How will those 41 million Americans who are living off of food stamps afford to put fuel in their cars?

Those in government don't know.  They don't care.

So, because of government intrusions into the marketplace, the price of food - FOOD! - is skyrocketing in areas of the world that cannot afford it, and experts are predicting that, because of the U.S. government's temporary ban on off-shore oil exploration, the price of gasoline will explode, forcing even more Americans to become dependent on a handout.

There are still a lot of people out there who believe that government can solve problems.  I'd be happy if government would simply stop creating them.

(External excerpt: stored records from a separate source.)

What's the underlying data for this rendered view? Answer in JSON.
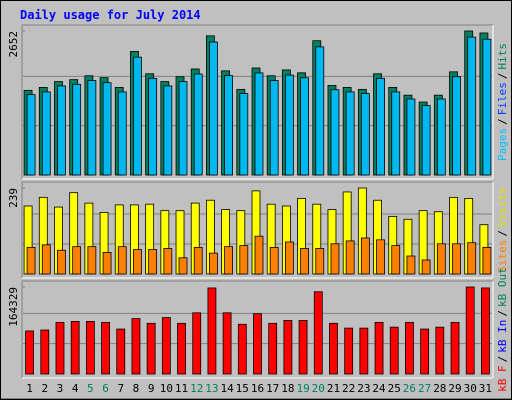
{
  "title": "Daily usage for July 2014",
  "chart_data": [
    {
      "type": "bar",
      "ylim": [
        0,
        2652
      ],
      "yticks": [
        2652
      ],
      "separator": "/",
      "legend": [
        {
          "text": "Pages",
          "color": "#00c0ff"
        },
        {
          "text": "Files",
          "color": "#0040ff"
        },
        {
          "text": "Hits",
          "color": "#008060"
        }
      ],
      "series": [
        {
          "color": "#008060",
          "values": [
            1559,
            1613,
            1720,
            1756,
            1828,
            1792,
            1613,
            2276,
            1864,
            1720,
            1810,
            1953,
            2563,
            1918,
            1577,
            1971,
            1828,
            1935,
            1882,
            2473,
            1649,
            1613,
            1577,
            1864,
            1613,
            1470,
            1344,
            1470,
            1900,
            2652,
            2616
          ]
        },
        {
          "color": "#00b8f0",
          "values": [
            1480,
            1530,
            1640,
            1670,
            1740,
            1700,
            1530,
            2170,
            1780,
            1640,
            1720,
            1860,
            2450,
            1830,
            1500,
            1880,
            1740,
            1840,
            1790,
            2360,
            1570,
            1530,
            1500,
            1780,
            1530,
            1400,
            1280,
            1400,
            1810,
            2540,
            2500
          ]
        }
      ]
    },
    {
      "type": "bar",
      "ylim": [
        0,
        239
      ],
      "yticks": [
        239
      ],
      "separator": "/",
      "legend": [
        {
          "text": "Sites",
          "color": "#ff8000"
        },
        {
          "text": "Visits",
          "color": "#e0e000"
        }
      ],
      "series": [
        {
          "color": "#ffff00",
          "values": [
            189,
            213,
            186,
            226,
            197,
            171,
            192,
            192,
            194,
            176,
            176,
            197,
            205,
            179,
            176,
            231,
            194,
            189,
            210,
            194,
            179,
            228,
            239,
            205,
            160,
            152,
            176,
            173,
            213,
            210,
            137
          ]
        },
        {
          "color": "#ff8000",
          "values": [
            74,
            81,
            66,
            76,
            76,
            60,
            76,
            68,
            68,
            71,
            45,
            74,
            58,
            76,
            79,
            105,
            74,
            89,
            71,
            71,
            84,
            92,
            100,
            95,
            79,
            50,
            39,
            84,
            84,
            87,
            74
          ]
        }
      ]
    },
    {
      "type": "bar",
      "ylim": [
        0,
        164329
      ],
      "yticks": [
        164329
      ],
      "separator": "/",
      "legend": [
        {
          "text": "kB F",
          "color": "#ff0000"
        },
        {
          "text": "kB In",
          "color": "#0000ff"
        },
        {
          "text": "kB Out",
          "color": "#008060"
        }
      ],
      "series": [
        {
          "color": "#ff0000",
          "values": [
            81261,
            83067,
            97513,
            99319,
            99319,
            97513,
            84873,
            104736,
            95707,
            106541,
            95707,
            115571,
            162522,
            115571,
            93902,
            113765,
            95707,
            101125,
            101125,
            155299,
            95707,
            86678,
            86678,
            97513,
            88484,
            97513,
            84873,
            88484,
            97513,
            164329,
            162522
          ]
        }
      ],
      "categories": [
        "1",
        "2",
        "3",
        "4",
        "5",
        "6",
        "7",
        "8",
        "9",
        "10",
        "11",
        "12",
        "13",
        "14",
        "15",
        "16",
        "17",
        "18",
        "19",
        "20",
        "21",
        "22",
        "23",
        "24",
        "25",
        "26",
        "27",
        "28",
        "29",
        "30",
        "31"
      ],
      "category_colors": [
        "#000000",
        "#000000",
        "#000000",
        "#000000",
        "#008060",
        "#008060",
        "#000000",
        "#000000",
        "#000000",
        "#000000",
        "#000000",
        "#008060",
        "#008060",
        "#000000",
        "#000000",
        "#000000",
        "#000000",
        "#000000",
        "#008060",
        "#008060",
        "#000000",
        "#000000",
        "#000000",
        "#000000",
        "#000000",
        "#008060",
        "#008060",
        "#000000",
        "#000000",
        "#000000",
        "#000000"
      ]
    }
  ]
}
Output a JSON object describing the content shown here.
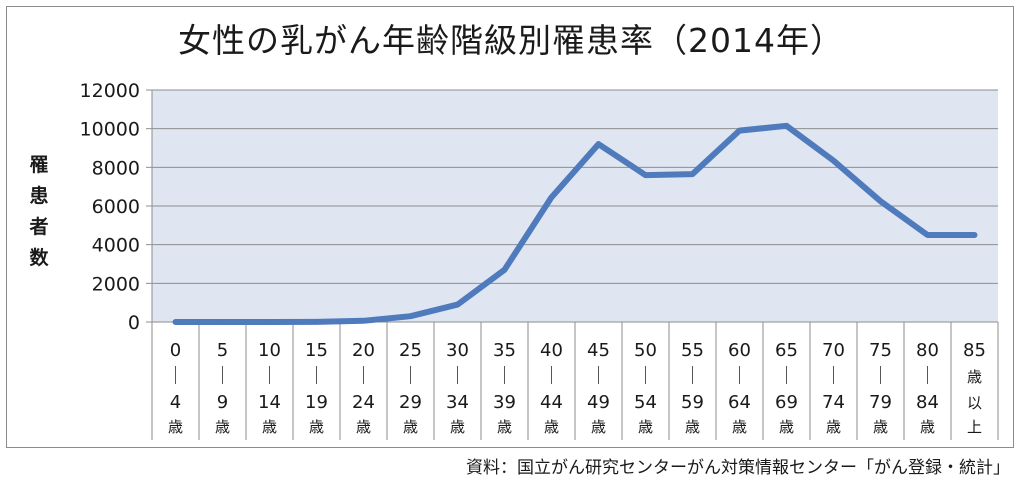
{
  "chart_data": {
    "type": "line",
    "title": "女性の乳がん年齢階級別罹患率（2014年）",
    "ylabel": "罹患者数",
    "ylim": [
      0,
      12000
    ],
    "yticks": [
      "12000",
      "10000",
      "8000",
      "6000",
      "4000",
      "2000",
      "0"
    ],
    "ytick_values": [
      12000,
      10000,
      8000,
      6000,
      4000,
      2000,
      0
    ],
    "grid": true,
    "categories": [
      {
        "top": "0",
        "sep": "｜",
        "bottom": "4",
        "unit": "歳"
      },
      {
        "top": "5",
        "sep": "｜",
        "bottom": "9",
        "unit": "歳"
      },
      {
        "top": "10",
        "sep": "｜",
        "bottom": "14",
        "unit": "歳"
      },
      {
        "top": "15",
        "sep": "｜",
        "bottom": "19",
        "unit": "歳"
      },
      {
        "top": "20",
        "sep": "｜",
        "bottom": "24",
        "unit": "歳"
      },
      {
        "top": "25",
        "sep": "｜",
        "bottom": "29",
        "unit": "歳"
      },
      {
        "top": "30",
        "sep": "｜",
        "bottom": "34",
        "unit": "歳"
      },
      {
        "top": "35",
        "sep": "｜",
        "bottom": "39",
        "unit": "歳"
      },
      {
        "top": "40",
        "sep": "｜",
        "bottom": "44",
        "unit": "歳"
      },
      {
        "top": "45",
        "sep": "｜",
        "bottom": "49",
        "unit": "歳"
      },
      {
        "top": "50",
        "sep": "｜",
        "bottom": "54",
        "unit": "歳"
      },
      {
        "top": "55",
        "sep": "｜",
        "bottom": "59",
        "unit": "歳"
      },
      {
        "top": "60",
        "sep": "｜",
        "bottom": "64",
        "unit": "歳"
      },
      {
        "top": "65",
        "sep": "｜",
        "bottom": "69",
        "unit": "歳"
      },
      {
        "top": "70",
        "sep": "｜",
        "bottom": "74",
        "unit": "歳"
      },
      {
        "top": "75",
        "sep": "｜",
        "bottom": "79",
        "unit": "歳"
      },
      {
        "top": "80",
        "sep": "｜",
        "bottom": "84",
        "unit": "歳"
      },
      {
        "top": "85",
        "sep": "歳",
        "bottom": "以",
        "unit": "上"
      }
    ],
    "series": [
      {
        "values": [
          0,
          0,
          0,
          5,
          60,
          300,
          900,
          2700,
          6450,
          9200,
          7600,
          7650,
          9900,
          10150,
          8350,
          6250,
          4500,
          4500
        ]
      }
    ],
    "line_color": "#4f7bbd",
    "plot_bg": "#dfe6f1"
  },
  "source": "資料：国立がん研究センターがん対策情報センター「がん登録・統計」"
}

Like I've Been Saying All Along ...

It's a fad.  And fads come and go.

Speaking of global warming, Investor's Business Daily:
Just as fears over Alar toxicity, destruction of the Amazon rain forest, a new ice age and other apocalyptic warnings lost their relevance, the global warming scare is destined to fade entirely from the public mind.
The editorial could have added acid rain, spotted owls, and ozone hole depletion to the list of dire warnings that came and went.

Not that those who came close to destroying civilization will ever admit that they were wrong.  They'll simply migrate to a new apocalypse.  That's what fads are all about.

I can't wait for the next cosmic cataclysm.  Life is so boring otherwise.

Where's The Outrage?

You want to know why so many Americans are uncomfortable with the 9/11 Victory Mosque being planned for Ground Zero?  It's mostly, I think, a regular dose of this kind of headline in the news - "Muslim cleric calls for beheading of Dutch politician" - coupled with a total lack of outrage and denunciation from the American Muslim community when such terrorism - and its advocacy - are perpetrated.

When they get their house in order, we'll talk about a 9/11 mosque.